• Kino
  • Mapa
  • Ogłoszenia
  • Forum
  • Komunikacja
  • Raport

Nata AZS-AWF Gdańsk - Kolporter Kielce 24:18!

Maciej Napiórkowski
27 stycznia 2002 (artykuł sprzed 22 lat) 
Nata AZS-AWF Gdańsk - KKS Kolporter Kielce 24:18 (13:11)
Sędziowali: Dutka, Uszyński (obaj Szczecin)

Nata: Łotariewa, Tomaszewicz 10, Golińska 2, Truszyńska 1, Stachowska 2, Bołtromiuk 8, Tiesler 1 oraz Sadowska, Kapelusiak, Madler, Kudłacz, Saczuk

Kolporter: Wasiuk, Sebrała 5, Wiktorowska 1, Stokłosa 2, Duda 1, Swatko 8, Gruba, oraz Czaplińska, Rolak, Prokop, Pohrebniak 1, Fijas, Rębosz

Kary: Nata: 2 min, Kolporter: 6 min

Spotkanie w Gdańsku, było bardzo ważnym dla układu tabeli meczem. Nata musi wygrywać mecze u siebie chcąc myśleć o medalu w tym sezonie.

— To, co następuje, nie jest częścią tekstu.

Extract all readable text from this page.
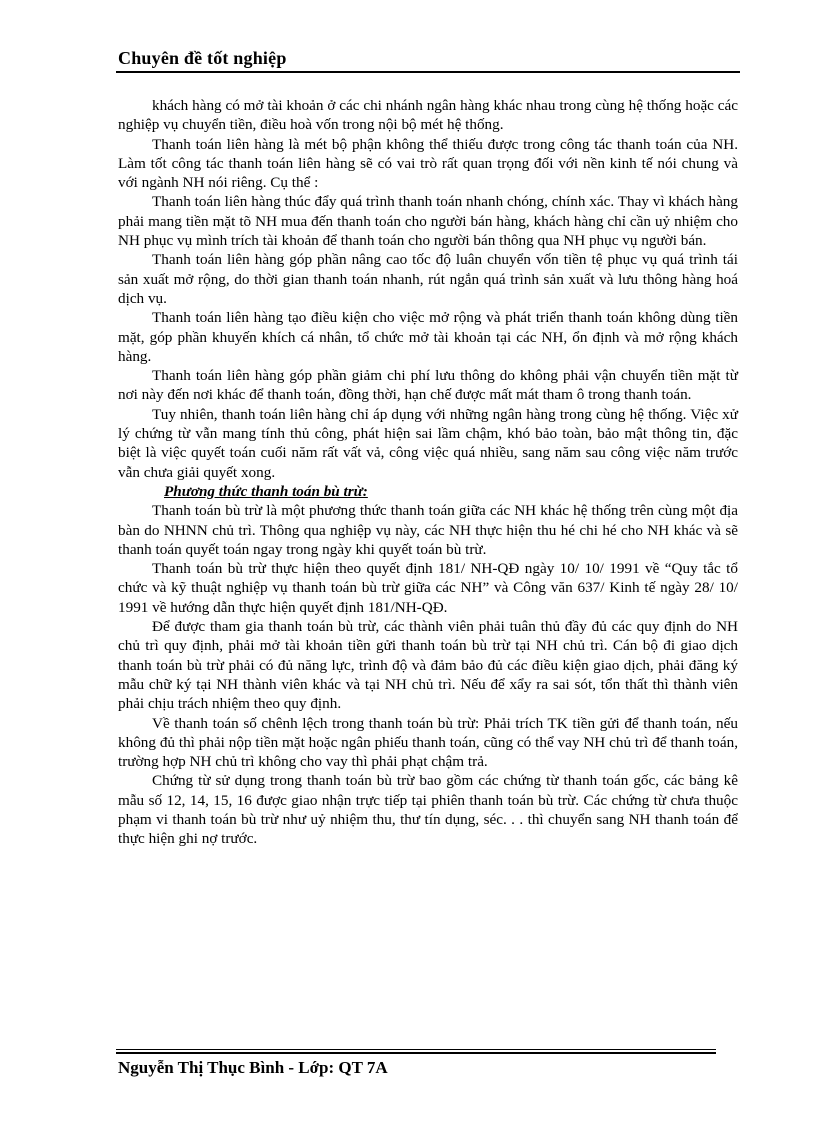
Chuyên đề tốt nghiệp

khách hàng có mở tài khoản ở các chi nhánh ngân hàng khác nhau trong cùng hệ thống hoặc các nghiệp vụ chuyển tiền, điều hoà vốn trong nội bộ mét hệ thống.

Thanh toán liên hàng là mét bộ phận không thể thiếu được trong công tác thanh toán của NH. Làm tốt công tác thanh toán liên hàng sẽ có vai trò rất quan trọng đối với nền kinh tế nói chung và với ngành NH nói riêng. Cụ thể :

Thanh toán liên hàng thúc đẩy quá trình thanh toán nhanh chóng, chính xác. Thay vì khách hàng phải mang tiền mặt tõ NH mua đến thanh toán cho người bán hàng, khách hàng chỉ cần uỷ nhiệm cho NH phục vụ mình trích tài khoản để thanh toán cho người bán thông qua NH phục vụ người bán.

Thanh toán liên hàng góp phần nâng cao tốc độ luân chuyển vốn tiền tệ phục vụ quá trình tái sản xuất mở rộng, do thời gian thanh toán nhanh, rút ngắn quá trình sản xuất và lưu thông hàng hoá dịch vụ.

Thanh toán liên hàng tạo điều kiện cho việc mở rộng và phát triển thanh toán không dùng tiền mặt, góp phần khuyến khích cá nhân, tổ chức mở tài khoản tại các NH, ổn định và mở rộng khách hàng.

Thanh toán liên hàng góp phần giảm chi phí lưu thông do không phải vận chuyển tiền mặt từ nơi này đến nơi khác để thanh toán, đồng thời, hạn chế được mất mát tham ô trong thanh toán.

Tuy nhiên, thanh toán liên hàng chỉ áp dụng với những ngân hàng trong cùng hệ thống. Việc xử lý chứng từ vẫn mang tính thủ công, phát hiện sai lầm chậm, khó bảo toàn, bảo mật thông tin, đặc biệt là việc quyết toán cuối năm rất vất vả, công việc quá nhiều, sang năm sau công việc năm trước vẫn chưa giải quyết xong.

Phương thức thanh toán bù trừ:

Thanh toán bù trừ là một phương thức thanh toán giữa các NH khác hệ thống trên cùng một địa bàn do NHNN chủ trì. Thông qua nghiệp vụ này, các NH thực hiện thu hé chi hé cho NH khác và sẽ thanh toán quyết toán ngay trong ngày khi quyết toán bù trừ.

Thanh toán bù trừ thực hiện theo quyết định 181/ NH-QĐ ngày 10/ 10/ 1991 về “Quy tắc tổ chức và kỹ thuật nghiệp vụ thanh toán bù trừ giữa các NH” và Công văn 637/ Kinh tế ngày 28/ 10/ 1991 về hướng dẫn thực hiện quyết định 181/NH-QĐ.

Để được tham gia thanh toán bù trừ, các thành viên phải tuân thủ đầy đủ các quy định do NH chủ trì quy định, phải mở tài khoản tiền gửi thanh toán bù trừ tại NH chủ trì. Cán bộ đi giao dịch thanh toán bù trừ phải có đủ năng lực, trình độ và đảm bảo đủ các điều kiện giao dịch, phải đăng ký mẫu chữ ký tại NH thành viên khác và tại NH chủ trì. Nếu để xẩy ra sai sót, tổn thất thì thành viên phải chịu trách nhiệm theo quy định.

Về thanh toán số chênh lệch trong thanh toán bù trừ: Phải trích TK tiền gửi để thanh toán, nếu không đủ thì phải nộp tiền mặt hoặc ngân phiếu thanh toán, cũng có thể vay NH chủ trì để thanh toán, trường hợp NH chủ trì không cho vay thì phải phạt chậm trả.

Chứng từ sử dụng trong thanh toán bù trừ bao gồm các chứng từ thanh toán gốc, các bảng kê mẫu số 12, 14, 15, 16 được giao nhận trực tiếp tại phiên thanh toán bù trừ. Các chứng từ chưa thuộc phạm vi thanh toán bù trừ như uỷ nhiệm thu, thư tín dụng, séc. . . thì chuyển sang NH thanh toán để thực hiện ghi nợ trước.

Nguyễn Thị Thục Bình - Lớp: QT 7A
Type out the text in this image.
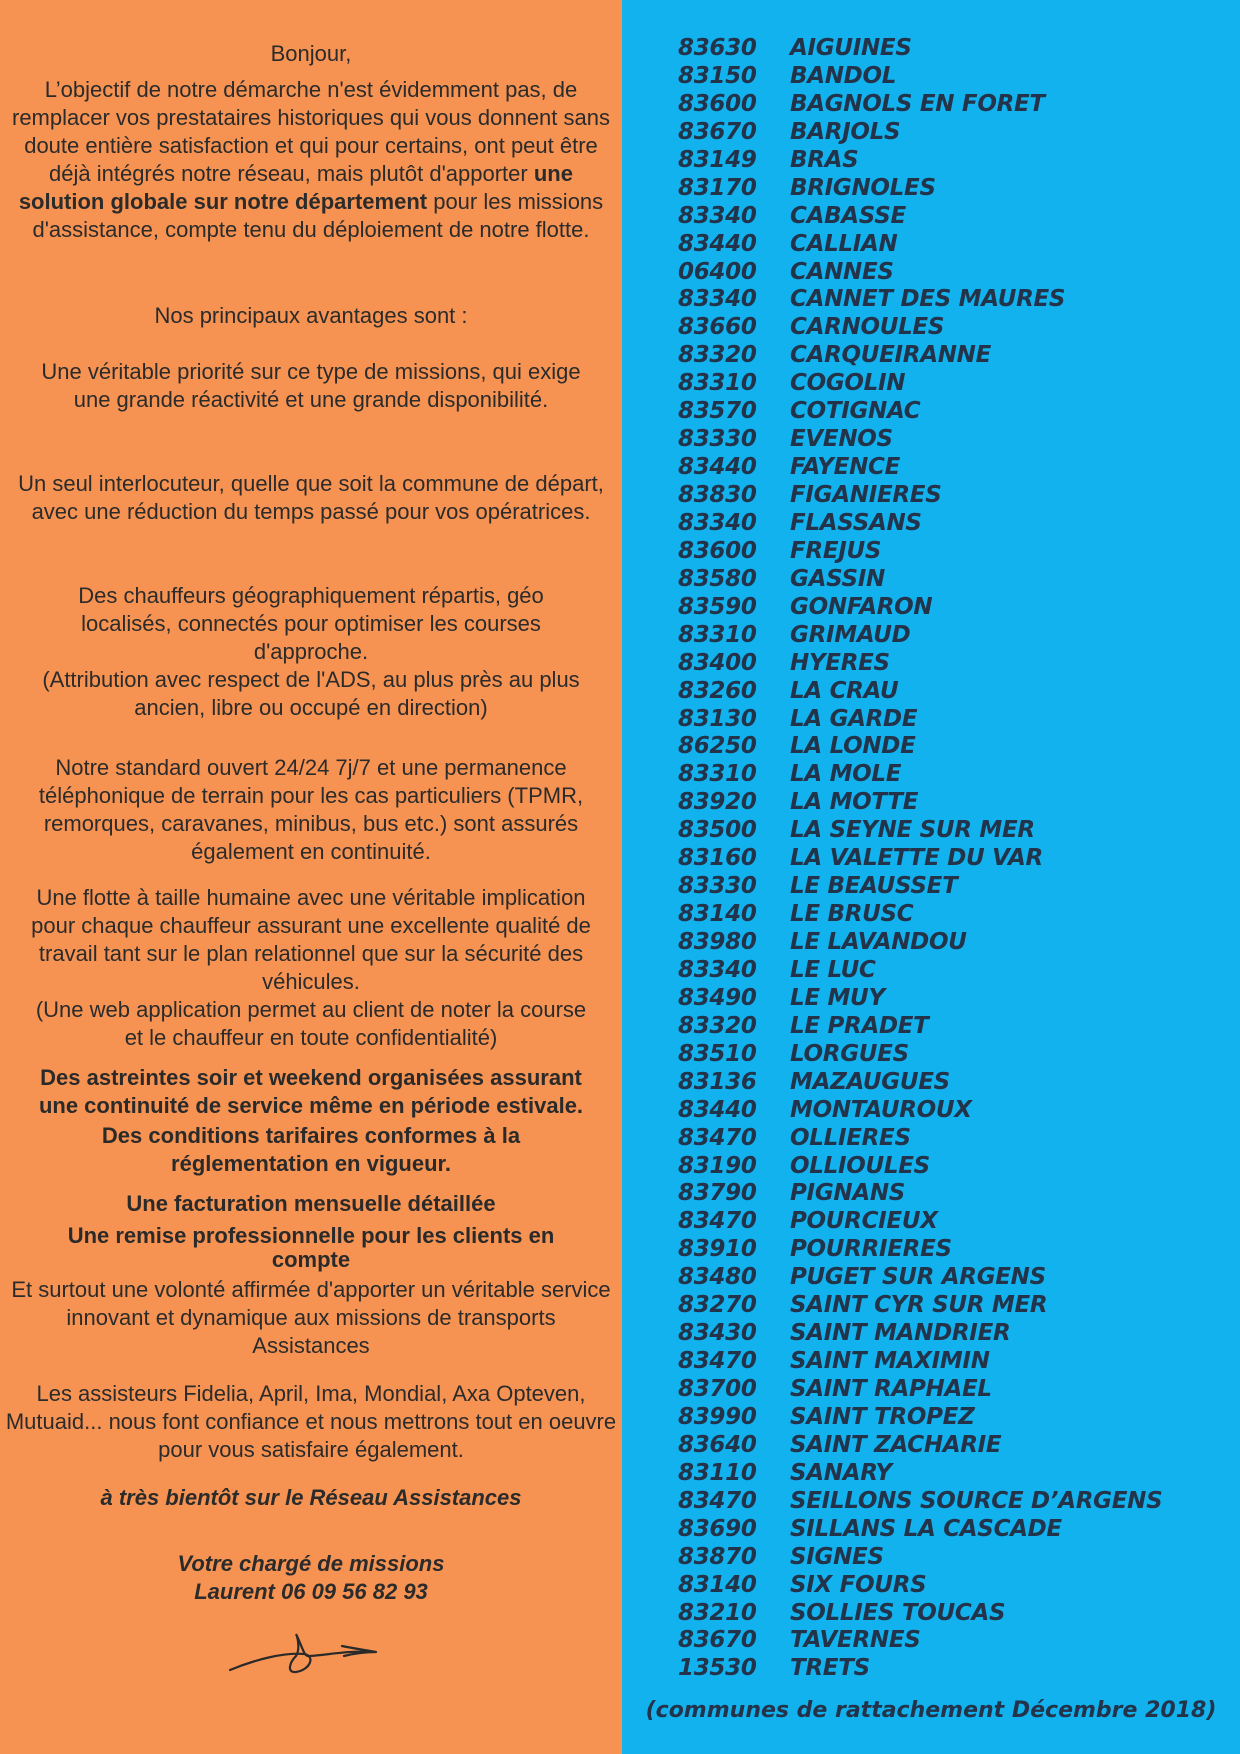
Bonjour,

L’objectif de notre démarche n'est évidemment pas, de remplacer vos prestataires historiques qui vous donnent sans doute entière satisfaction et qui pour certains, ont peut être déjà intégrés notre réseau, mais plutôt d'apporter une solution globale sur notre département pour les missions d'assistance, compte tenu du déploiement de notre flotte.

Nos principaux avantages sont :

Une véritable priorité sur ce type de missions, qui exige une grande réactivité et une grande disponibilité.

Un seul interlocuteur, quelle que soit la commune de départ, avec une réduction du temps passé pour vos opératrices.

Des chauffeurs géographiquement répartis, géo localisés, connectés pour optimiser les courses d'approche.

(Attribution avec respect de l'ADS, au plus près au plus ancien, libre ou occupé en direction)

Notre standard ouvert 24/24 7j/7 et une permanence téléphonique de terrain pour les cas particuliers (TPMR, remorques, caravanes, minibus, bus etc.) sont assurés également en continuité.

Une flotte à taille humaine avec une véritable implication pour chaque chauffeur assurant une excellente qualité de travail tant sur le plan relationnel que sur la sécurité des véhicules.

(Une web application permet au client de noter la course et le chauffeur en toute confidentialité)

Des astreintes soir et weekend organisées assurant une continuité de service même en période estivale.

Des conditions tarifaires conformes à la réglementation en vigueur.

Une facturation mensuelle détaillée

Une remise professionnelle pour les clients en compte

Et surtout une volonté affirmée d'apporter un véritable service innovant et dynamique aux missions de transports Assistances

Les assisteurs Fidelia, April, Ima, Mondial, Axa Opteven, Mutuaid... nous font confiance et nous mettrons tout en oeuvre pour vous satisfaire également.

à très bientôt sur le Réseau Assistances

Votre chargé de missions

Laurent 06 09 56 82 93

83630 AIGUINES
83150 BANDOL
83600 BAGNOLS EN FORET
83670 BARJOLS
83149 BRAS
83170 BRIGNOLES
83340 CABASSE
83440 CALLIAN
06400 CANNES
83340 CANNET DES MAURES
83660 CARNOULES
83320 CARQUEIRANNE
83310 COGOLIN
83570 COTIGNAC
83330 EVENOS
83440 FAYENCE
83830 FIGANIERES
83340 FLASSANS
83600 FREJUS
83580 GASSIN
83590 GONFARON
83310 GRIMAUD
83400 HYERES
83260 LA CRAU
83130 LA GARDE
86250 LA LONDE
83310 LA MOLE
83920 LA MOTTE
83500 LA SEYNE SUR MER
83160 LA VALETTE DU VAR
83330 LE BEAUSSET
83140 LE BRUSC
83980 LE LAVANDOU
83340 LE LUC
83490 LE MUY
83320 LE PRADET
83510 LORGUES
83136 MAZAUGUES
83440 MONTAUROUX
83470 OLLIERES
83190 OLLIOULES
83790 PIGNANS
83470 POURCIEUX
83910 POURRIERES
83480 PUGET SUR ARGENS
83270 SAINT CYR SUR MER
83430 SAINT MANDRIER
83470 SAINT MAXIMIN
83700 SAINT RAPHAEL
83990 SAINT TROPEZ
83640 SAINT ZACHARIE
83110 SANARY
83470 SEILLONS SOURCE D’ARGENS
83690 SILLANS LA CASCADE
83870 SIGNES
83140 SIX FOURS
83210 SOLLIES TOUCAS
83670 TAVERNES
13530 TRETS
(communes de rattachement Décembre 2018)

Trener Ciepliński, zadecydował o grze trzech bramkarek, przez co w składzie zabrakło miejsca dla Moniki Bieniewicz. Zaczęło się bardzo dobrze dla miejscowych - od prowadzenia 2:0 po bramkach Darii Bołtromiuk i Karoliny Tomaszewicz. Niestety, chwilę później na tablicy pojawił się wynik 3:3. Od tego momentu zaczęła się prawdziwa wojna.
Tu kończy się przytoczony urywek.